The containers have blocked one lane of the two-lane road that is a “vital evacuation route” for residents in the event that the county bridge fails, which has happened in the past, according to Michael Fila, emergency manager with the tribe’s office of emergency management. 

Migrants cross the border into Yuma on Aug. 23, 2022, despite shipping container wall.

Cocopah officials previously had met with representatives from Ducey’s office on Aug. 17 to tell them that they did not want shipping containers on Cocopah land.
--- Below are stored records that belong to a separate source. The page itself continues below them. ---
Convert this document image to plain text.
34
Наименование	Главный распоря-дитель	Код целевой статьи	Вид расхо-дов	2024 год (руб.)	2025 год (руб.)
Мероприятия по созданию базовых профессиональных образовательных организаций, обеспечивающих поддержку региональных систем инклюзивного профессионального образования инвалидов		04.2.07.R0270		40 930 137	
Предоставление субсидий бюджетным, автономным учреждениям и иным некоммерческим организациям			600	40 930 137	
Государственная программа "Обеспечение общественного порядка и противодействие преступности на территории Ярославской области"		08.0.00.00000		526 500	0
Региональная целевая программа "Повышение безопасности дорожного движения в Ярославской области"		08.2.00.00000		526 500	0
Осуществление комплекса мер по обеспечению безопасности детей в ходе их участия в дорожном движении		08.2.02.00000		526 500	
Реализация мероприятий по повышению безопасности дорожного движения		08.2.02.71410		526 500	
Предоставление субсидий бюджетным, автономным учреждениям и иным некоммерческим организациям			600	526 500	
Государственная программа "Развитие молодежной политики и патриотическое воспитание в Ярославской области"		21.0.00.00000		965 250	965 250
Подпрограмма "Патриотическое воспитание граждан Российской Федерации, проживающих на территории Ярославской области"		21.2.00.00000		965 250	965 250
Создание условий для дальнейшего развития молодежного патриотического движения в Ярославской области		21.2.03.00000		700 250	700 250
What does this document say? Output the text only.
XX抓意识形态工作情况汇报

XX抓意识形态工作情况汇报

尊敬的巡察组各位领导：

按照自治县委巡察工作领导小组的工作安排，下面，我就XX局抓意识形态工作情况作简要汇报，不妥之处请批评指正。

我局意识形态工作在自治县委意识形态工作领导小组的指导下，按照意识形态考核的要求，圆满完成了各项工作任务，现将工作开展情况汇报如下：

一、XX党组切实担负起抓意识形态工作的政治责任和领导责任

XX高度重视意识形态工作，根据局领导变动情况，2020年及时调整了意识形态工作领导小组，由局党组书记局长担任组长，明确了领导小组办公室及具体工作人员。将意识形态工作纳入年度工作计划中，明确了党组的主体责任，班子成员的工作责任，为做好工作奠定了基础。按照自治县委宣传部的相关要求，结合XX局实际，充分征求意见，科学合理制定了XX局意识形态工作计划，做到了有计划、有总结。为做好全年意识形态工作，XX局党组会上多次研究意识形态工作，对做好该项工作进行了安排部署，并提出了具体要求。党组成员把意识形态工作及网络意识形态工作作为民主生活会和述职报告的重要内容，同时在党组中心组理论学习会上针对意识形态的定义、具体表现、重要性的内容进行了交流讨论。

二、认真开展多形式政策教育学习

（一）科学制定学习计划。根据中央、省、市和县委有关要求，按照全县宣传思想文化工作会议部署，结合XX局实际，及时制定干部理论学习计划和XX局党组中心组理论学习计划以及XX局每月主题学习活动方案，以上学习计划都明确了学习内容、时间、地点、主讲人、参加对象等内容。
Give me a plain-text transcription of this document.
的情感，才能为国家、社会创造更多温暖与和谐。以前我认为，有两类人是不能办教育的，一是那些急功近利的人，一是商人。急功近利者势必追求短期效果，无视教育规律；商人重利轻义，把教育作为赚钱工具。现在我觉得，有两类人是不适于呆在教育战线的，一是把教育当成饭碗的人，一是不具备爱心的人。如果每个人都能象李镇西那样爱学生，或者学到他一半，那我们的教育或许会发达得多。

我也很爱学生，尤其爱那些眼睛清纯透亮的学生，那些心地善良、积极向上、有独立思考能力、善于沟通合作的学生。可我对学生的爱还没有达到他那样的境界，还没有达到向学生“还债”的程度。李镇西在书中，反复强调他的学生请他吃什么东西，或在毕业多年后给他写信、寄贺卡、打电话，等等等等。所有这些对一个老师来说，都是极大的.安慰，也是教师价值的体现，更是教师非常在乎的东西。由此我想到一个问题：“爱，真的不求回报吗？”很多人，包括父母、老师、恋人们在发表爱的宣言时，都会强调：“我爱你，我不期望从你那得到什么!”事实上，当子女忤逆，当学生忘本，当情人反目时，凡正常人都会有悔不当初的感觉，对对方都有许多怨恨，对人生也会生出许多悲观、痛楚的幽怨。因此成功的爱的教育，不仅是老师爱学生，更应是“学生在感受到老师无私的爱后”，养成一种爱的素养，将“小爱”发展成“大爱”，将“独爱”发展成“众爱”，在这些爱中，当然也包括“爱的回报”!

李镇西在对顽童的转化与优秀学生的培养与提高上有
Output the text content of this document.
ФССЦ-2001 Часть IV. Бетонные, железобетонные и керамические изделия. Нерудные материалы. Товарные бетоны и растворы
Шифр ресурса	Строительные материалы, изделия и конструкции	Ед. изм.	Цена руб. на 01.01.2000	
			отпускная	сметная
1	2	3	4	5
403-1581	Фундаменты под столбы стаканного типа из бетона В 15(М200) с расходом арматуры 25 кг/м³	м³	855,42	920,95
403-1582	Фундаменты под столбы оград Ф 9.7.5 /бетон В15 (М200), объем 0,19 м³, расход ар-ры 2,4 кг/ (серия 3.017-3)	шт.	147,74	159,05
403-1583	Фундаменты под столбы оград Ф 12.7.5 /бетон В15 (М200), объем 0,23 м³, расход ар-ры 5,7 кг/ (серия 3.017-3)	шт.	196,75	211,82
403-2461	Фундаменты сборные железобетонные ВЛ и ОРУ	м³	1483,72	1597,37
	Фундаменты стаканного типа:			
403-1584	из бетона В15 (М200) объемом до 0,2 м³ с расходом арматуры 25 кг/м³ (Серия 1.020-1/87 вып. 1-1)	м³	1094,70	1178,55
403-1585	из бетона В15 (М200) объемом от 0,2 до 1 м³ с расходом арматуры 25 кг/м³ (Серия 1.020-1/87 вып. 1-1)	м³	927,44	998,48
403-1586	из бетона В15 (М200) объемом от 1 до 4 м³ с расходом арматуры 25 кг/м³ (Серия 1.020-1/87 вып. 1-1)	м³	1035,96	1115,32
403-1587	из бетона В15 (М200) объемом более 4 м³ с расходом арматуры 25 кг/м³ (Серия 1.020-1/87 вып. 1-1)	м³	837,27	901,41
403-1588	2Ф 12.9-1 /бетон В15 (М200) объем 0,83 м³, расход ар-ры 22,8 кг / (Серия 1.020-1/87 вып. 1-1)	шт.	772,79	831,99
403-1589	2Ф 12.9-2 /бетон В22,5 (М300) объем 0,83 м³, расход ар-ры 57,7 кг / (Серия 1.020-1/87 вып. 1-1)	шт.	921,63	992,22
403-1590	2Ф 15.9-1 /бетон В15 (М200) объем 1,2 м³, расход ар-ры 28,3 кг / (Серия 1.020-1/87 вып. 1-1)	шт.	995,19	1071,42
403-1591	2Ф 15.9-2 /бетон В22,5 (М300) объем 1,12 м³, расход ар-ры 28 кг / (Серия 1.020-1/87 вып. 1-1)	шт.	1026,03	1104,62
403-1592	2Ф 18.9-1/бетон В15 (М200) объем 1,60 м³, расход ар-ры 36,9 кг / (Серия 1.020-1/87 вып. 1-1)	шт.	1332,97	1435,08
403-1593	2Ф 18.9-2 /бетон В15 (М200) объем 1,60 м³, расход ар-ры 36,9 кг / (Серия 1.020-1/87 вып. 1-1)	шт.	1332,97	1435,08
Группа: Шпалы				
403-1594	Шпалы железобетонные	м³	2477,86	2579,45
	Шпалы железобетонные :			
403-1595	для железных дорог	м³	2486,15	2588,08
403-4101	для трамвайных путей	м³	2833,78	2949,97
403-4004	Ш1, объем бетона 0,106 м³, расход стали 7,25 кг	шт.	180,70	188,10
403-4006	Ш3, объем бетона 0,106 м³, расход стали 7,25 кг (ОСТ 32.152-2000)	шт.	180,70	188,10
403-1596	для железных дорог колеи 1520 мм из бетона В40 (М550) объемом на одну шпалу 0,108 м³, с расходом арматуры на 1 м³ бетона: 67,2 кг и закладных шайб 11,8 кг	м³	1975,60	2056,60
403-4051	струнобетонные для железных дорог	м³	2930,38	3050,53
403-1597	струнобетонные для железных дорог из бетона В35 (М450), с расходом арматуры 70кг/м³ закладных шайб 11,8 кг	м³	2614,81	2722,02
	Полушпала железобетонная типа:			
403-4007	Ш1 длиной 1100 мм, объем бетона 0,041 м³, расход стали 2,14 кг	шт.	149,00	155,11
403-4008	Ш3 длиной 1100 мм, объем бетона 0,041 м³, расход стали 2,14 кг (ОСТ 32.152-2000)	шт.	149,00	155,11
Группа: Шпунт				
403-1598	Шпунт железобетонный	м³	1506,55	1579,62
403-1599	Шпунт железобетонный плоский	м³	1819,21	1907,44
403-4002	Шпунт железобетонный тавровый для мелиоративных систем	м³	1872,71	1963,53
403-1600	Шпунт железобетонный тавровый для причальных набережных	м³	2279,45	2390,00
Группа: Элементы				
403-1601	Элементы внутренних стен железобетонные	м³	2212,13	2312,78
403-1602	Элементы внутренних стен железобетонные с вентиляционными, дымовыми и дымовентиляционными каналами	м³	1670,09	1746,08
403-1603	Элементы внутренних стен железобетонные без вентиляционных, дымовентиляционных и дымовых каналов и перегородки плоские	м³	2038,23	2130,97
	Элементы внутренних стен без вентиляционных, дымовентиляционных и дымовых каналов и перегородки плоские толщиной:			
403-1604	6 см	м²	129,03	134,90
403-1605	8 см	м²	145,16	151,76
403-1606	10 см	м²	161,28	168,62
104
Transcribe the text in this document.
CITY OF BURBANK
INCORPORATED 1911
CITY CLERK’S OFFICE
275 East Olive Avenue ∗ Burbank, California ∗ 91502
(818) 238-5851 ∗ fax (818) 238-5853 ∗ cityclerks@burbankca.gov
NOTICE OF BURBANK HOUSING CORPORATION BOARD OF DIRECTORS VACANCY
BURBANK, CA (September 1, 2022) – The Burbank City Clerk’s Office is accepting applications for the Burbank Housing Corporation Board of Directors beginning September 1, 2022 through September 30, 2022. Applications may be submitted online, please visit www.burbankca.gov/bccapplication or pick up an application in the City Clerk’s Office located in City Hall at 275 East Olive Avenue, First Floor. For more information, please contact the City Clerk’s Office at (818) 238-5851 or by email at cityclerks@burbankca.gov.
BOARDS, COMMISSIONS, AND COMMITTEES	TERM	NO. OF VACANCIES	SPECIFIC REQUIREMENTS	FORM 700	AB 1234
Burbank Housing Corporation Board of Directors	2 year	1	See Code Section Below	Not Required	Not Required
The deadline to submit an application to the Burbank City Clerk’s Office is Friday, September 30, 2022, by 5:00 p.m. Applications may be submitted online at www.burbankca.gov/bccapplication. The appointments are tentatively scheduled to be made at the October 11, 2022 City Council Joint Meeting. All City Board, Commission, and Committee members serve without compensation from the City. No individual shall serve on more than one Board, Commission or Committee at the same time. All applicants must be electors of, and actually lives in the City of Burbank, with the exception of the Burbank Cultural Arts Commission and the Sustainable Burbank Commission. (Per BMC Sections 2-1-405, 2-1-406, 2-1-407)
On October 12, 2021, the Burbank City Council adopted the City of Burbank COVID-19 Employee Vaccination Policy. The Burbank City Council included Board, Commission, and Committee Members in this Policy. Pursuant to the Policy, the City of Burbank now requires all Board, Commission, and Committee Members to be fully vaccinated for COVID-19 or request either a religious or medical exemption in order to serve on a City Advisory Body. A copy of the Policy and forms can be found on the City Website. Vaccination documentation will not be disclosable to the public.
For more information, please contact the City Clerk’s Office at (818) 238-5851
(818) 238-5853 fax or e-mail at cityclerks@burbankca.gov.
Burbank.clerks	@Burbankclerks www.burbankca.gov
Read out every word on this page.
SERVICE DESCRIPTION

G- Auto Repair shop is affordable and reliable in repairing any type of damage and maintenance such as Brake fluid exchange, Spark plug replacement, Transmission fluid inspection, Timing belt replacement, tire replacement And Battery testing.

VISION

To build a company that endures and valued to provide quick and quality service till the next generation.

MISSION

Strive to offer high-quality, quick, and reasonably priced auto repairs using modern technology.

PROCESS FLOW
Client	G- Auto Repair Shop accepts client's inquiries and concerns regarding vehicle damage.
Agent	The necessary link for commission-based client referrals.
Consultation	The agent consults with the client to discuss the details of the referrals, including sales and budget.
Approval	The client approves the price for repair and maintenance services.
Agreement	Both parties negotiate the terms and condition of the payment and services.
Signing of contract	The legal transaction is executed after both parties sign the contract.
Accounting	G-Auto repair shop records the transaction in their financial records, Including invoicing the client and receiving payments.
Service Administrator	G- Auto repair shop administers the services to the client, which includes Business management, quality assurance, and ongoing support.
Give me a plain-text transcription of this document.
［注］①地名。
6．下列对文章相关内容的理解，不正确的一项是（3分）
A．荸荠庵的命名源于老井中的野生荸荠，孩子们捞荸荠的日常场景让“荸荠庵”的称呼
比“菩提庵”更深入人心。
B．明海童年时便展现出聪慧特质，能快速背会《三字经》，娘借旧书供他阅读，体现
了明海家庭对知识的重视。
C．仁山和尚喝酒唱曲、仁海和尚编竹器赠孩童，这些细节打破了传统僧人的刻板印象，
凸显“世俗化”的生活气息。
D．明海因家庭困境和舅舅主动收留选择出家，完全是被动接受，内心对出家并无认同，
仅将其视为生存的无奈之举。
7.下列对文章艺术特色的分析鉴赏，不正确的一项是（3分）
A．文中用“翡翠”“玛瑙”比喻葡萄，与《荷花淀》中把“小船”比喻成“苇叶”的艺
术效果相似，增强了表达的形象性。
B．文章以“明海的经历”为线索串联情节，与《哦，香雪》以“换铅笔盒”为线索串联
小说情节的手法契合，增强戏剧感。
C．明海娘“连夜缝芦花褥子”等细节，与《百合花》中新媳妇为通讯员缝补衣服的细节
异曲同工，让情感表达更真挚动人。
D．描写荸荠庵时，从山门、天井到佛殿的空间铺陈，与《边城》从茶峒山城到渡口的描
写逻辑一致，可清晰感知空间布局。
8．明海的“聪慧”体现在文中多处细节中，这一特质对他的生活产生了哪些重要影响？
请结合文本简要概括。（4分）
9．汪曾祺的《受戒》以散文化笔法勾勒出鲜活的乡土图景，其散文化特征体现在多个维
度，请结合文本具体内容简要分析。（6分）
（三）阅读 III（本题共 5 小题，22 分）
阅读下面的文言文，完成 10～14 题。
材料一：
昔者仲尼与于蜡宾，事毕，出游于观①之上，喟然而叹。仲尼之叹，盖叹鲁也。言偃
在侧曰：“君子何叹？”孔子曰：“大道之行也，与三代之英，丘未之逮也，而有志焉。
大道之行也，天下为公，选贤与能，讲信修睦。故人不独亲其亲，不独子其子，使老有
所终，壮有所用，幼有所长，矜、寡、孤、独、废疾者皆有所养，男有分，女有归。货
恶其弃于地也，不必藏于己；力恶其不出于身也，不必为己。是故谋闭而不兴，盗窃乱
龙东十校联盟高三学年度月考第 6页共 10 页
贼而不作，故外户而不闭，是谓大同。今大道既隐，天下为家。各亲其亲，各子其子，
Cocopah officials have not asked the office to take the containers down, but have expressed their concern with them on their land. 

“We would not put a Cocopah Reservation trespass sign where our property wouldn’t be,” Fila said Friday in a telephone interview. “From the first box that was put down it was in the shadow of that sign.”

Fila sent an Aug. 29 letter to Ducey’s office expressing the concerns about the barrier. 

“This is a highly trafficked road used by first responders in response to emergencies and if there was a fail to the integrity of the shipping containers it would put them in harm’s way,” Fila wrote in regard to the previous incident of the stack of unsecured containers falling.  

The Cocopah community is on either side of the road where the barrier was built and Cocopah officials say the placement was “inadvertent” given that there are various maps that show different boundaries of the reservation. 

Cocopah officials conducted a survey following the placement of the containers and verified that the reservation flanked the road that they were placed on. 

“The integrity of the road itself has subsequently been damaged by the heavy machinery that was used in placing the shipping containers and creating first responders to potentially become stuck,” Fila wrote in the emailed letter. 

When asked about the concerns, Ducey spokesperson C.J. Karamargin said in an email that the office is reviewing the matter.